Bipolar disorder, previously known as manic depression, is a mood disorder characterized by periods of depression and periods of abnormally-elevated mood that last from days to weeks each.[4][5][7] If the elevated mood is severe or associated with psychosis, it is called mania; if it is less severe, it is called hypomania.[4] During mania, an individual behaves or feels abnormally energetic, happy or irritable,[4] and they often make impulsive decisions with little regard for the consequences.[5] There is usually also a reduced need for sleep during manic phases.[5] During periods of depression, the individual may experience crying and have a negative outlook on life and poor eye contact with others.[4] The risk of suicide is high; over a period of 20 years, 6% of those with bipolar disorder died by suicide, while 30–40% engaged in self-harm.[4] Other mental health issues, such as anxiety disorders and substance use disorders, are commonly associated with bipolar disorder.[4]
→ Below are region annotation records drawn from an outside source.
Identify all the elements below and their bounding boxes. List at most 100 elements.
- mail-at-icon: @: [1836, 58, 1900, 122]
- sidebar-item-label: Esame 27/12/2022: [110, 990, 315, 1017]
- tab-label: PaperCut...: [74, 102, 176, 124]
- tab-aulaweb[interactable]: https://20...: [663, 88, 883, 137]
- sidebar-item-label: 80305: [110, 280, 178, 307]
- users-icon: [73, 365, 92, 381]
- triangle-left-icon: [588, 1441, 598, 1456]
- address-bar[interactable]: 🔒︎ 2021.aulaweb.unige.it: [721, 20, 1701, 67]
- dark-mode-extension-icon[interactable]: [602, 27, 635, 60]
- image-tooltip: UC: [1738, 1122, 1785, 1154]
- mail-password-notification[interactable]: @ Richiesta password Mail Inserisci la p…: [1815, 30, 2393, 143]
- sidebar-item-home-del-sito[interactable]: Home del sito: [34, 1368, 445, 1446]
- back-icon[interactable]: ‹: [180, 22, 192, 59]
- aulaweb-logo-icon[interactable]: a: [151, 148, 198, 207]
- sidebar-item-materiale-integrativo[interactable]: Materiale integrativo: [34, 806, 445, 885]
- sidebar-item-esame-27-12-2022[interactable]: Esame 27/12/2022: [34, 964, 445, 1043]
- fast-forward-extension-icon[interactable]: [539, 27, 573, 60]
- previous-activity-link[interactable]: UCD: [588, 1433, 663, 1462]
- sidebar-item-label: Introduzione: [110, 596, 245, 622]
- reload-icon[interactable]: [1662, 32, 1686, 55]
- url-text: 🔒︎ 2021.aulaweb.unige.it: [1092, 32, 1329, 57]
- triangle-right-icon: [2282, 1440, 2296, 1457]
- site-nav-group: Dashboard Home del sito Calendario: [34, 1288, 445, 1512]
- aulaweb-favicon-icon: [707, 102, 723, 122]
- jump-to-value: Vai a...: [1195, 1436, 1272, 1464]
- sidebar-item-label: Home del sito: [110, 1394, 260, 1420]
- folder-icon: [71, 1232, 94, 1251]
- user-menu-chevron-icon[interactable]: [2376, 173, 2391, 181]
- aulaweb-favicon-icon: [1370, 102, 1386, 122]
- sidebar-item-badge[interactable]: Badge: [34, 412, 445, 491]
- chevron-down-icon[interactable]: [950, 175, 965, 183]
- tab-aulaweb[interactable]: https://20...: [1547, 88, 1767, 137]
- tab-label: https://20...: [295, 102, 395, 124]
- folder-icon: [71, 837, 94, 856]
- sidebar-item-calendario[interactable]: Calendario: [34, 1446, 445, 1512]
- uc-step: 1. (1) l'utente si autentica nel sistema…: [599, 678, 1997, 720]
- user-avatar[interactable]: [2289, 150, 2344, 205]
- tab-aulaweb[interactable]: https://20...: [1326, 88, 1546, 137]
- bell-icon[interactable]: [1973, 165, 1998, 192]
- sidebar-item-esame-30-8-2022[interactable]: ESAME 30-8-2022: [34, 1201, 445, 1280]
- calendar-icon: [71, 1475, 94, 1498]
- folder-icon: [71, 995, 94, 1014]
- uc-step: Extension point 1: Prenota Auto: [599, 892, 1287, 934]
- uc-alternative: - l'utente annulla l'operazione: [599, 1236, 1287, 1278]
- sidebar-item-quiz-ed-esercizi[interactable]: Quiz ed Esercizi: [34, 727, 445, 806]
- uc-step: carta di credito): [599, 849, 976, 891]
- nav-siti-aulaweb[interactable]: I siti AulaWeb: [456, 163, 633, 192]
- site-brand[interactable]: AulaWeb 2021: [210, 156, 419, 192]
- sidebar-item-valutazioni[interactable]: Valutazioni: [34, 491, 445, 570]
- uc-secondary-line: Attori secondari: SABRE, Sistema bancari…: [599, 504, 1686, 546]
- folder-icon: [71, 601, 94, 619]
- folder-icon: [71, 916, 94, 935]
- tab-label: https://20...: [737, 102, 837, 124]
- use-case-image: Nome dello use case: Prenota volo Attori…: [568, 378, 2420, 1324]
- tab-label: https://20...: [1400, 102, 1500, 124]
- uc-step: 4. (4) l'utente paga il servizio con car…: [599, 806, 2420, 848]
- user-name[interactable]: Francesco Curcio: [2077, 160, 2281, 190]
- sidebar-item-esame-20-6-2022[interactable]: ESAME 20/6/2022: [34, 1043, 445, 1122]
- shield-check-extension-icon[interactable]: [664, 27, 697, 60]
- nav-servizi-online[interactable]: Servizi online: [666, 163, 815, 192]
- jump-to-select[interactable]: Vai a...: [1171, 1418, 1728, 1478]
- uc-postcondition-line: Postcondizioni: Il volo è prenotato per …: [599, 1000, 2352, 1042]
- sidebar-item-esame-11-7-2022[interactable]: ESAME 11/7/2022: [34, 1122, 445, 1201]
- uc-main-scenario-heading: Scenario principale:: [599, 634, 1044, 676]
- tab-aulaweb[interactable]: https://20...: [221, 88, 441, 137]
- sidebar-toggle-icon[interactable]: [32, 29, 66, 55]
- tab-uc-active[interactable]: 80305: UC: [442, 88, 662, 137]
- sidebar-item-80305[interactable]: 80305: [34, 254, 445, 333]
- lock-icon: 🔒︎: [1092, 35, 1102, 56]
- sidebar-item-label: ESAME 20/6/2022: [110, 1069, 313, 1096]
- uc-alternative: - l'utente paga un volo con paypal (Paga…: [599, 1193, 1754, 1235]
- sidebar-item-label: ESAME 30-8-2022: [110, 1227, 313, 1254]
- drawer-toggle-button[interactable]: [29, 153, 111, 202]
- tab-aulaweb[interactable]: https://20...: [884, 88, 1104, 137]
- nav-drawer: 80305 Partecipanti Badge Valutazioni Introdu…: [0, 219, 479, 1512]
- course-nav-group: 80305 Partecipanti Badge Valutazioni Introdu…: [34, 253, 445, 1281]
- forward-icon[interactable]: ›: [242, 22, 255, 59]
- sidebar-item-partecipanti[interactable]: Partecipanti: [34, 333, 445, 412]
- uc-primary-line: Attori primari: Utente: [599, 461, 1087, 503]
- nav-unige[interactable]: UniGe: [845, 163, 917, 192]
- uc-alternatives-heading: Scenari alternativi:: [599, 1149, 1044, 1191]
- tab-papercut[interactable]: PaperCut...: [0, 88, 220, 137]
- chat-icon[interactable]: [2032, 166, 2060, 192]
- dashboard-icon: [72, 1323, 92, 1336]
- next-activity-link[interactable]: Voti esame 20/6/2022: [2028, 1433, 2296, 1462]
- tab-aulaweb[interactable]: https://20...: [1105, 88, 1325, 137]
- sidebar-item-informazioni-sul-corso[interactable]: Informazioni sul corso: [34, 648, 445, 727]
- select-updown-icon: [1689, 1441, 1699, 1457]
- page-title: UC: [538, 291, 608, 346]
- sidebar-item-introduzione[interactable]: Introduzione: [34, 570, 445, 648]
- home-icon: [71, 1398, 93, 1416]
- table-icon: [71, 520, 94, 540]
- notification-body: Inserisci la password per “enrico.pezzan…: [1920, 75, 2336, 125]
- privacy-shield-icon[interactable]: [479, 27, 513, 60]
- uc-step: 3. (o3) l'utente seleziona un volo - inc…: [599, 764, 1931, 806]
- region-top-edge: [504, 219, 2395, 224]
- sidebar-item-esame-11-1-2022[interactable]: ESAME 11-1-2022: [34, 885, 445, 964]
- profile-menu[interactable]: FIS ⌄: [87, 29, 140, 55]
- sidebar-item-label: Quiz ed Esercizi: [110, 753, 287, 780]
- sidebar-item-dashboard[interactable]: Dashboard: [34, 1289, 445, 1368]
While the causes of bipolar disorder are not clearly understood, both genetic and environmental factors are thought to play a role.[4] Many genes, each with small effects, may contribute to the development of the disorder.[4][8] Genetic factors account for about 70–90% of the risk of developing bipolar disorder.[9][10] Environmental risk factors include a history of childhood abuse and long-term stress.[4] The condition is classified as bipolar I disorder if there has been at least one manic episode, with or without depressive episodes, and as bipolar II disorder if there has been at least one hypomanic episode (but no full manic episodes) and one major depressive episode.[5] If these symptoms are due to drugs or medical problems, they are not diagnosed as bipolar disorder.[5] Other conditions that have overlapping symptoms with bipolar disorder include attention deficit hyperactivity disorder, personality disorders, schizophrenia, and substance use disorder as well as many other medical conditions.[4] Medical testing is not required for a diagnosis, though blood tests or medical imaging can rule out other problems.[11]